El camino serpenteaba hacia el este, remontando pendientes de hierba seca que olían, curiosamente, a frutos secos, y sumiéndose en sombríos barrancos adornados por algún hilo de agua y robles de aspecto artrítico. Una chica de la montañosa San Francisco debería haber podido andar por aquel terreno abrupto sin despeinarse, pero, sin embargo, en poco menos de diez minutos las botas empezaron a hacerle daño y, dado lo caluroso del ambiente, deseó haberse vestido con pantalones cortos y un top en lugar de los vaqueros y la camiseta.
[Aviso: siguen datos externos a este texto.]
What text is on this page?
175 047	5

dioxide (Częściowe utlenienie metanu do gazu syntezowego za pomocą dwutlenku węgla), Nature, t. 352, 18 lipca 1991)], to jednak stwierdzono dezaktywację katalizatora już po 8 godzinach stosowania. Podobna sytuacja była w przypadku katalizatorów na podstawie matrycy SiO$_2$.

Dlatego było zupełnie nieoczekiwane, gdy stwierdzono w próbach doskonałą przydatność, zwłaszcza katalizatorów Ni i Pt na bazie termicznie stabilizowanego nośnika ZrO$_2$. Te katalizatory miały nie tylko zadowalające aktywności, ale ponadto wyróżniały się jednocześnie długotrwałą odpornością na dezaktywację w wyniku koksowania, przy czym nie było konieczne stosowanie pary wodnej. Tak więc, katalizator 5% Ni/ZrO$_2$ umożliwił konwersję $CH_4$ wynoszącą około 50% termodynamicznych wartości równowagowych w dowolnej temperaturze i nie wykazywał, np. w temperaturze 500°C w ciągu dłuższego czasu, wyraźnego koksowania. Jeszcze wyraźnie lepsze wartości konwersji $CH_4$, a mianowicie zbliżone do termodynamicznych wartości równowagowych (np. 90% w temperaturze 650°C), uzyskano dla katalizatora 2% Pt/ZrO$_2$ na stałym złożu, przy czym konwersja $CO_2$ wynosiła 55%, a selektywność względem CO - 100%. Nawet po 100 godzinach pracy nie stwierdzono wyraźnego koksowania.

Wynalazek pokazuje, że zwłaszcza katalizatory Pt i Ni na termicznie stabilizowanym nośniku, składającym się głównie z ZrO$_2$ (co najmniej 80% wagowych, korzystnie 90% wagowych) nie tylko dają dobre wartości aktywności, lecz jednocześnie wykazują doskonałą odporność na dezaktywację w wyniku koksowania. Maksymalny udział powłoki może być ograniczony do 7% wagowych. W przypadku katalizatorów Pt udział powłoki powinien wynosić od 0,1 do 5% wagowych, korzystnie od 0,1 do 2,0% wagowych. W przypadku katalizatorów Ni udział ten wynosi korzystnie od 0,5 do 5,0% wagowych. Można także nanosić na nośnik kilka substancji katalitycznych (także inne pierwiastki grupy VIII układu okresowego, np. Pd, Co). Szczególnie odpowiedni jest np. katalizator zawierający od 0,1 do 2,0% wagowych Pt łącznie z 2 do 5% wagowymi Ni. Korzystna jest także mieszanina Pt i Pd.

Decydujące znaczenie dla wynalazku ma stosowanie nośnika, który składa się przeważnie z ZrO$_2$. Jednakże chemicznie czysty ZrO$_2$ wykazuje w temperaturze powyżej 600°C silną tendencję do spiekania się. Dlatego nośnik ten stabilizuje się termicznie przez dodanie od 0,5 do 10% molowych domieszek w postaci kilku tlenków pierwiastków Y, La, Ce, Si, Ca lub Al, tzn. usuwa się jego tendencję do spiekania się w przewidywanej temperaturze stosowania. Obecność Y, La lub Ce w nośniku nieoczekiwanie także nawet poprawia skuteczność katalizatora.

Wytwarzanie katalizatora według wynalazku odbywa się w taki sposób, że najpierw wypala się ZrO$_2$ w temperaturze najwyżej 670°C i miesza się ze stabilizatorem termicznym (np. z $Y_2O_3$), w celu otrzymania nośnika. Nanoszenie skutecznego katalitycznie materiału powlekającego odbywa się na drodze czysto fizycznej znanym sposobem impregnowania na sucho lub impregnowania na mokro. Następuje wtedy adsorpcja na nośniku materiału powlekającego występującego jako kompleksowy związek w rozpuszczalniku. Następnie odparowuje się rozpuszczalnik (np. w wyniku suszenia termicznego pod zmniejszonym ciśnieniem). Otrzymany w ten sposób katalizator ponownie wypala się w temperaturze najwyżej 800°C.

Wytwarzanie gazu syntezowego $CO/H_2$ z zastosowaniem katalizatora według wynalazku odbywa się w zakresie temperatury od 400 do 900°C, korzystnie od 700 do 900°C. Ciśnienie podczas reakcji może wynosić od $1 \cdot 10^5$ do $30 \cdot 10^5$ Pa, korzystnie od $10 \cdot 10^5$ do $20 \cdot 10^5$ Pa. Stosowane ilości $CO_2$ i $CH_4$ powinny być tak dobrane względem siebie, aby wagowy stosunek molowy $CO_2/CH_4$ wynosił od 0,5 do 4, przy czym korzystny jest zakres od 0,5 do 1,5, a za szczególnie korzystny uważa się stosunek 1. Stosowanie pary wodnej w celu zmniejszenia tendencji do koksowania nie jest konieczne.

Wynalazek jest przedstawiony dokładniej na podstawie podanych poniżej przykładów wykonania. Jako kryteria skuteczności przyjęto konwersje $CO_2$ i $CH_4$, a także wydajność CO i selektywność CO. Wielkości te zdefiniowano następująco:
Tras hacer una pausa bajo un macizo de árboles, al pie de la siguiente colina, tiró de la camiseta para apartársela de la piel, ya pegajosa, y la agitó para procurarse ventilación. No había encontrado ni el más mínimo rastro de Cooper ni, por cierto, ningún otro indicio de vida humana y, aun así, conservaba la esperanza de tropezarse en cualquier momento con la civilización o, más concretamente, con una cafetería y un aparato de aire acondicionado. Como mofándose de sus apetencias, un pajarillo azul graznó desde una rama cercana.

– Perfecto -repuso Angel, molesta por el dolor de cabeza que empezaba a insinuarse-. Pues entonces dame solo una cafetería, que no soy quisquillosa. O un café de máquina, de esos que van bien para la úlcera.

– Lo siento, joven, pero por aquí no tenemos de esas cosas -oyó decir a una voz a sus espaldas.

¡Cooper! La sorpresa inicial desapareció al reconocer la voz. Está bien, se recordó, deseosa de que se le pasara el dolor de cabeza, aquí tienes tu oportunidad. Manos a la obra y a ganarse su confianza.

– Vaya, hola. -Todavía de espaldas a él, Angel dio por zanjado el «intercambio de fórmulas de cortesía» y abrió la puerta a la «conversación superficial»-. ¿Qué cosas no tenéis por aquí? -le preguntó, dándose la vuelta.